Docker images and layers

From Docker documentation

A Docker image is built up from a series of layers. Each layer represents an instruction in the image’s Dockerfile. Each layer except the very last one is read-only. Consider the following Dockerfile:

FROM ubuntu:18.04
COPY . /app
RUN make /app
CMD python /app/app.py

This Dockerfile contains four commands, each of which creates a layer. The FROM statement starts out by creating a layer from the ubuntu:18.04 image.

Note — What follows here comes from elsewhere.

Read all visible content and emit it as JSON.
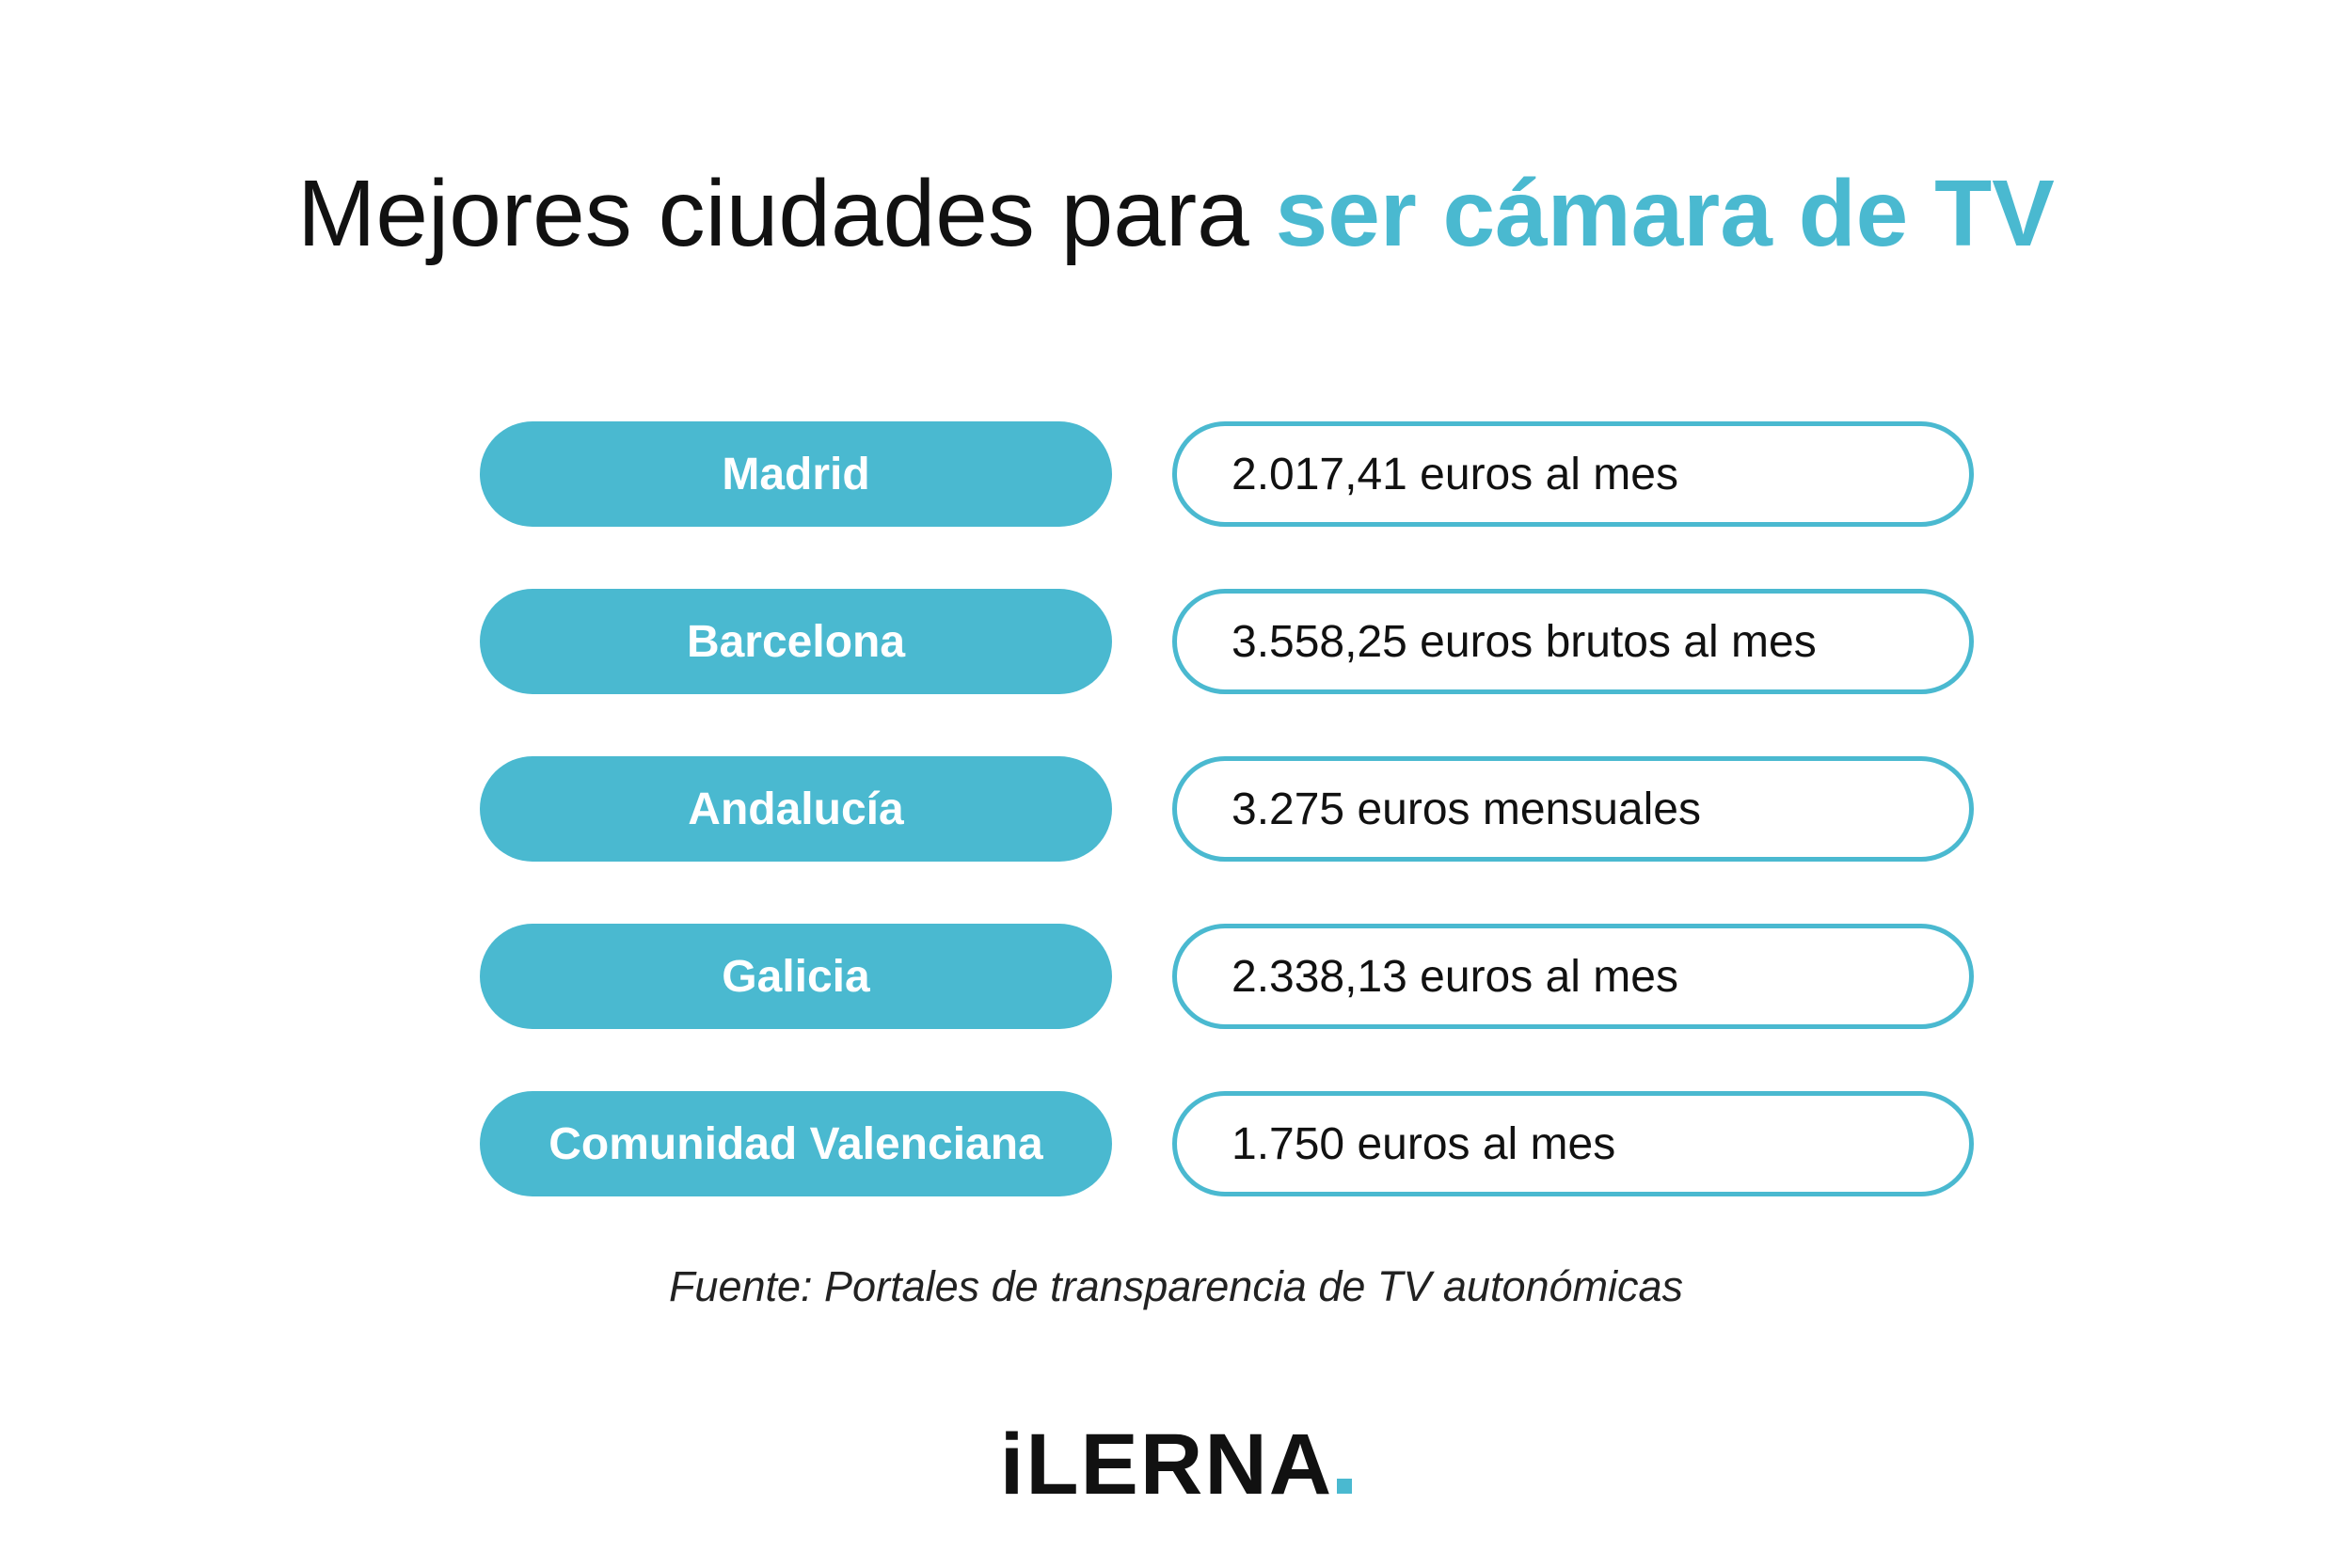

The COPY command adds some files from your Docker client’s current directory. The RUN command builds your application using the make command. Finally, the last layer specifies what command to run within the container.

Each layer is only a set of differences from the layer before it. The layers are stacked on top of each other. When you create a new container, you add a new writable layer on top of the underlying layers. This layer is often called the “container layer”. All changes made to the running container, such as writing new files, modifying existing files, and deleting files, are written to this thin writable container layer.

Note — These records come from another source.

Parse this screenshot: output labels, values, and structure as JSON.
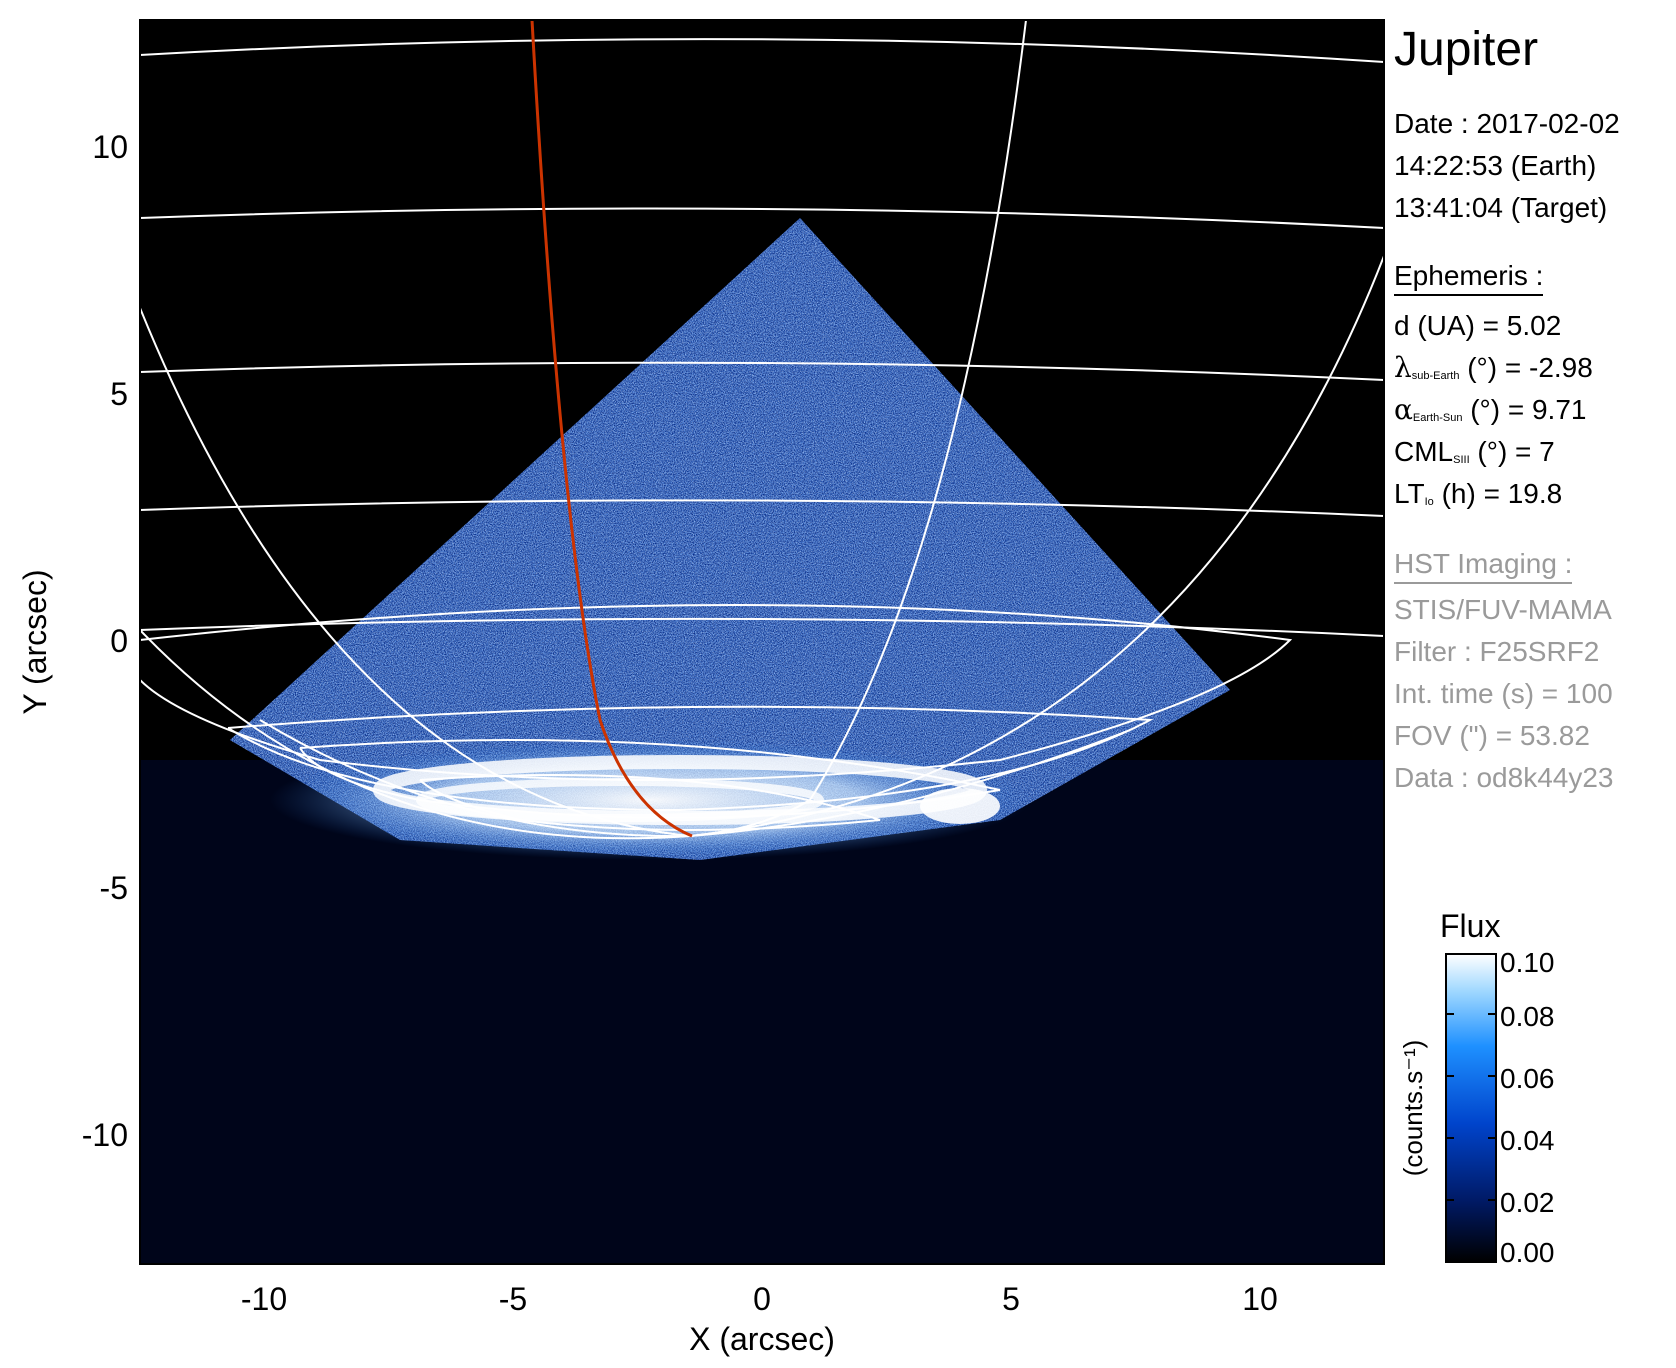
{
  "title": "Jupiter",
  "date": {
    "label": "Date : 2017-02-02",
    "earth_time": "14:22:53 (Earth)",
    "target_time": "13:41:04 (Target)"
  },
  "ephemeris": {
    "heading": "Ephemeris :",
    "distance": "d (UA)    = 5.02",
    "lat_symbol": "λ",
    "lat_sub": "sub-Earth",
    "lat_rest": " (°) = -2.98",
    "phase_symbol": "α",
    "phase_sub": "Earth-Sun",
    "phase_rest": " (°) = 9.71",
    "cml_main": "CML",
    "cml_sub": "SIII",
    "cml_rest": " (°) = 7",
    "lt_main": "LT",
    "lt_sub": "Io",
    "lt_rest": " (h) = 19.8"
  },
  "imaging": {
    "heading": "HST Imaging :",
    "instrument": "STIS/FUV-MAMA",
    "filter": "Filter : F25SRF2",
    "int_time": "Int. time (s) = 100",
    "fov": "FOV (\") = 53.82",
    "data_id": "Data : od8k44y23"
  },
  "axes": {
    "xlabel": "X (arcsec)",
    "ylabel": "Y (arcsec)",
    "xlim": [
      -12.5,
      12.5
    ],
    "ylim": [
      -12.5,
      12.5
    ],
    "xticks": [
      "-10",
      "-5",
      "0",
      "5",
      "10"
    ],
    "yticks": [
      "10",
      "5",
      "0",
      "-5",
      "-10"
    ]
  },
  "colorbar": {
    "title": "Flux",
    "label": "(counts.s⁻¹)",
    "ticks": [
      "0.10",
      "0.08",
      "0.06",
      "0.04",
      "0.02",
      "0.00"
    ],
    "range": [
      0.0,
      0.1
    ],
    "colors": [
      "#000000",
      "#001a66",
      "#0044cc",
      "#1e90ff",
      "#a0d8ff",
      "#ffffff"
    ]
  },
  "colors": {
    "background": "#000000",
    "grid": "#ffffff",
    "meridian_highlight": "#cc3300"
  }
}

The major difference between a container and an image is the top writable layer. All writes to the container that add new or modify existing data are stored in this writable layer. When the container is deleted, the writable layer is also deleted. The underlying image remains unchanged.

Because each container has its own writable container layer, and all changes are stored in this container layer, multiple containers can share access to the same underlying image and yet have their own data state.

Docker uses storage drivers to manage the contents of the image layers and the writable container layer. Each storage driver handles the implementation differently, but all drivers use stackable image layers and the copy-on-write (CoW) strategy. OverlayFS is one such storage driver available.

The copy-on-write (CoW) strategy is a strategy of sharing and copying files for maximum efficiency. If a file or directory exists in a lower layer within the image, and another layer (including the writable layer) needs read access to it, it just uses the existing file. The first time another layer needs to modify the file (when building the image or running the container), the file is copied into that layer and modified. This minimizes I/O and the size of each of the subsequent layers.